The grand opening of a Virginia bed-and-breakfast is the setting for Ball’s (High in Trial, 2013, etc.) latest novel full of comedy and sentiment.
This spinoff from the author’s Ladybug Farm series turns from best friends Bridget, Cici and Lindsay to their Shenandoah Valley neighbors, Paul and Derrick. The couple leaves the social whirl of Washington, D.C., behind and buys a bed-and-breakfast called the Hummingbird House. After much renovation, the two are just about ready to open—but are “now beginning to realize they had not entirely thought this through.” They have enough towels, but how will they get publicity and attract guests? Meanwhile, 97-year-old Annabelle wants her granddaughter Megan to take her on one last trip; she’s not sure of the destination, but she says that she’ll know it when she sees it. At the same time, Joshua Whitman, a young man with a past, is also on the road, trying to find someone.

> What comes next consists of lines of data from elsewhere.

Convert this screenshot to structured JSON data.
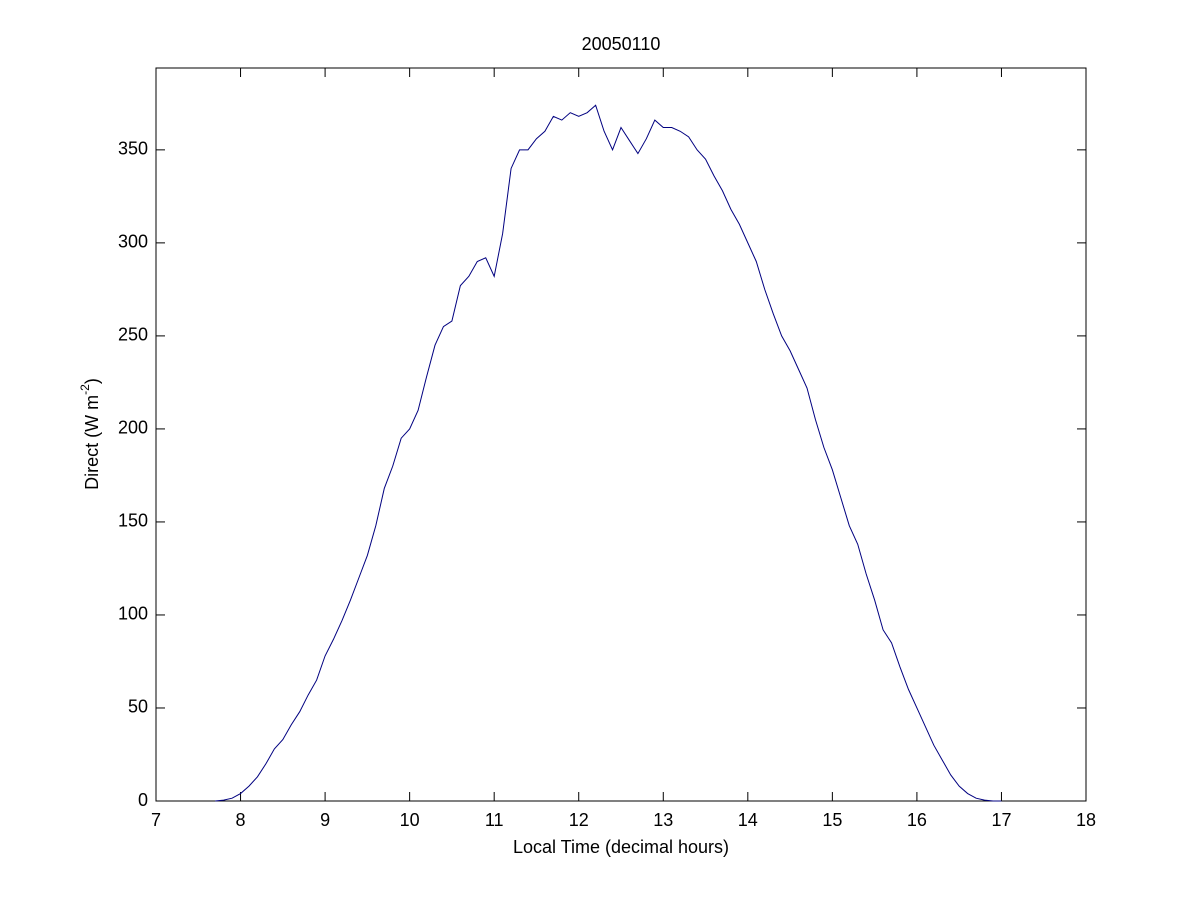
{
  "chart_data": {
    "type": "line",
    "title": "20050110",
    "xlabel": "Local Time (decimal hours)",
    "ylabel": [
      "Direct (W m",
      "-2",
      ")"
    ],
    "xlim": [
      7,
      18
    ],
    "ylim": [
      0,
      394
    ],
    "xticks": [
      7,
      8,
      9,
      10,
      11,
      12,
      13,
      14,
      15,
      16,
      17,
      18
    ],
    "yticks": [
      0,
      50,
      100,
      150,
      200,
      250,
      300,
      350
    ],
    "series": [
      {
        "color": "#000080",
        "x": [
          7.7,
          7.8,
          7.9,
          8.0,
          8.1,
          8.2,
          8.3,
          8.4,
          8.5,
          8.6,
          8.7,
          8.8,
          8.9,
          9.0,
          9.1,
          9.2,
          9.3,
          9.4,
          9.5,
          9.6,
          9.7,
          9.8,
          9.9,
          10.0,
          10.1,
          10.2,
          10.3,
          10.4,
          10.5,
          10.6,
          10.7,
          10.8,
          10.9,
          11.0,
          11.1,
          11.2,
          11.3,
          11.4,
          11.5,
          11.6,
          11.7,
          11.8,
          11.9,
          12.0,
          12.1,
          12.2,
          12.3,
          12.4,
          12.5,
          12.6,
          12.7,
          12.8,
          12.9,
          13.0,
          13.1,
          13.2,
          13.3,
          13.4,
          13.5,
          13.6,
          13.7,
          13.8,
          13.9,
          14.0,
          14.1,
          14.2,
          14.3,
          14.4,
          14.5,
          14.6,
          14.7,
          14.8,
          14.9,
          15.0,
          15.1,
          15.2,
          15.3,
          15.4,
          15.5,
          15.6,
          15.7,
          15.8,
          15.9,
          16.0,
          16.1,
          16.2,
          16.3,
          16.4,
          16.5,
          16.6,
          16.7,
          16.8,
          16.9,
          17.0
        ],
        "values": [
          0,
          0.5,
          1.5,
          4,
          8,
          13,
          20,
          28,
          33,
          41,
          48,
          57,
          65,
          78,
          87,
          97,
          108,
          120,
          132,
          148,
          168,
          180,
          195,
          200,
          210,
          228,
          245,
          255,
          258,
          277,
          282,
          290,
          292,
          282,
          305,
          340,
          350,
          350,
          356,
          360,
          368,
          366,
          370,
          368,
          370,
          374,
          360,
          350,
          362,
          355,
          348,
          356,
          366,
          362,
          362,
          360,
          357,
          350,
          345,
          336,
          328,
          318,
          310,
          300,
          290,
          275,
          262,
          250,
          242,
          232,
          222,
          205,
          190,
          178,
          163,
          148,
          138,
          122,
          108,
          92,
          85,
          72,
          60,
          50,
          40,
          30,
          22,
          14,
          8,
          4,
          1.5,
          0.5,
          0,
          0
        ]
      }
    ]
  }
}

As Paul and Derrick deal with unexpected problems—and unexpected help, including a chiffon-draped spiritualist—they find that the Hummingbird House has the power to bring the right people together. Ball, who has written scores of novels in several genres, knows how to construct a plot, and the pieces of this one fit together handily. Many readers will find it satisfying and uplifting, although others may find its plot too pat. Similarly, many but not all readers will enjoy the book’s heavy emphasis on eating, drinking, interior decorating and gardening, as these well-described sections tend to put more emphasis on lifestyle than on relationships. The book shies away from being too contentious. Confederate soldiers, for example, are called “romantic….Perfectly respectable young men, land owners, classically educated,” but Southern slave-owning goes unmentioned. Also, Paul and Derrick never kiss, although they’re clearly a couple, and the word “gay” never appears. There are touches of real magic, however, including a particularly affecting, gnomish character who helps Josh.
An amusing, undemanding tale likely to warm readers’ hearts.